When putting together an SEO strategy for how and where you want to build backlinks, you must start with a competitive analysis. This involves identifying the competition, and reviewing it with a backlinks checker to see what they have (and the ones that you don’t), and analyzing the most important keywords that you want to target, the ones that represent the biggest and best opportunities for growth.

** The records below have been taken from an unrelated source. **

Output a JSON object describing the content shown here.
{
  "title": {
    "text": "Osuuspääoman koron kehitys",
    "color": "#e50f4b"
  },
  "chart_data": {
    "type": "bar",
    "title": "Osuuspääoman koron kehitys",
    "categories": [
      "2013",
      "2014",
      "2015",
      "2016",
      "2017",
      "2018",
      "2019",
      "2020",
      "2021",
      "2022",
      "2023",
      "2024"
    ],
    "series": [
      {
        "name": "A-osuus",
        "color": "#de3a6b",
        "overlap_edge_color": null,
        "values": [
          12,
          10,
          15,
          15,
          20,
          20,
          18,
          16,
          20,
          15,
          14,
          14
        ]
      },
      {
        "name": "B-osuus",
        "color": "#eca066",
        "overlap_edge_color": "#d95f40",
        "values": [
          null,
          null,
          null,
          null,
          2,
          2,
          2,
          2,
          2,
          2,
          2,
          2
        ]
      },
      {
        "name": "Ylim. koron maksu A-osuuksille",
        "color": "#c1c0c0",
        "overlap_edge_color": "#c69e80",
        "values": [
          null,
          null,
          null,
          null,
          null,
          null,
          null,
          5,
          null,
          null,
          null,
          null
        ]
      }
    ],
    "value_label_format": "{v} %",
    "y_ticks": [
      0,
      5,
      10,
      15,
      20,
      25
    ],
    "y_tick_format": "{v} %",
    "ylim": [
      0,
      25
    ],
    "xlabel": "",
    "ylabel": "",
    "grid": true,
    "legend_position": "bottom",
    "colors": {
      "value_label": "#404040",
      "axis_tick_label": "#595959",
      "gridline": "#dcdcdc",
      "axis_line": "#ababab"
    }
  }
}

By skipping the competitive analysis, you’re almost going into your SEO efforts blind. You’d be starting with what you think might work, rather than what is already working for the competition. This establishes expected benchmarks and reveals how and where you may be able to achieve those benchmarks. Why re-invent the wheel?
3. Overlooking Dead Links
In all your efforts to optimize new content moving forward, it’s easy to overlook old content that can still be a great source of traffic. When you have a lot of old content that isn’t very good, that can actually weigh down your entire domain. This means that, in effect, Google is docking points on your new content because your old content is just bad. And the only thing worse than bad content is content that isn’t even there.
A practice overlooked by so many site owners is that they forget to find dead links and work to recapture them. This is true in two different contexts. First, you should check to see the URLs that are generating 404 errors for visitors. Determine how you can best redirect those visitors to relevant content instead. Second, you should check your own content to ensure you are not linking out to 404 errors too.
There are tools and tutorials available for both of these concerns, and they can largely automate the process. It’s a routine you should be doing at least every month or two.
4. Focusing Only on High Volume Keywords
Keyword research is a critical aspect of search engine optimization. What many site owners do wrong with SEO, in this respect, is that they’re devoting far more time (and resources) on the big, high level keywords. That’s where you’ll find the highest and most cutthroat competition, even if it’s also where you’ll find the highest search volume. Compete with sharks and you can only expect to get bitten.
Instead of focusing too much energy on getting the tiniest of slivers out of the bigger pie, it can be much more fruitful to find several smaller pies where you can carve out a much larger slice. High volume keywords are great, but they’re remarkably difficult to crack. Low and moderate volume keywords, however, have much less competition and you can reap the rewards of highly targeted, highly motivated search from users.
It takes time to identify these opportunities, to be sure. It’s also true that the riches are indeed in the niches.
5. Including Irrelevant Internal Links
A common SEO practice is to integrate a number of internal links in your own content. The idea is that this “helps” the search engines crawl through the rest of your content, and it helps to keep users on your site longer because it introduces them to content they may not otherwise seek out on their own. That’s partly true, but it only holds water if the internal links are actually relevant.
Just as you should avoid keyword stuffing for the sake of keyword stuffing itself, you should also avoid internal link stuffing purely for the sake of including internal links. Point your site visitors toward relevant, useful content that you have on your site, and even link to the same resource more than once if it’s something that’s really important; however, don’t just link to something just because you feel like you need to include an internal link there.
Just as linking to an irrelevant external site with little usefulness or authority hurts your site’s reputation, the same is true if Google detects that your internal links aren’t actually providing real value to users. Think first: will visitors actually benefit from this link?
SEO and Link Building in 2019 and Beyond
Search engine optimization will always be a moving target, because the cryptic complexities of the search engine algorithms are in a constant state of flux. At the end of the day, great content is still great content, and your number one priority should always be to deliver what the end user actually wants. And to do that better than anyone else.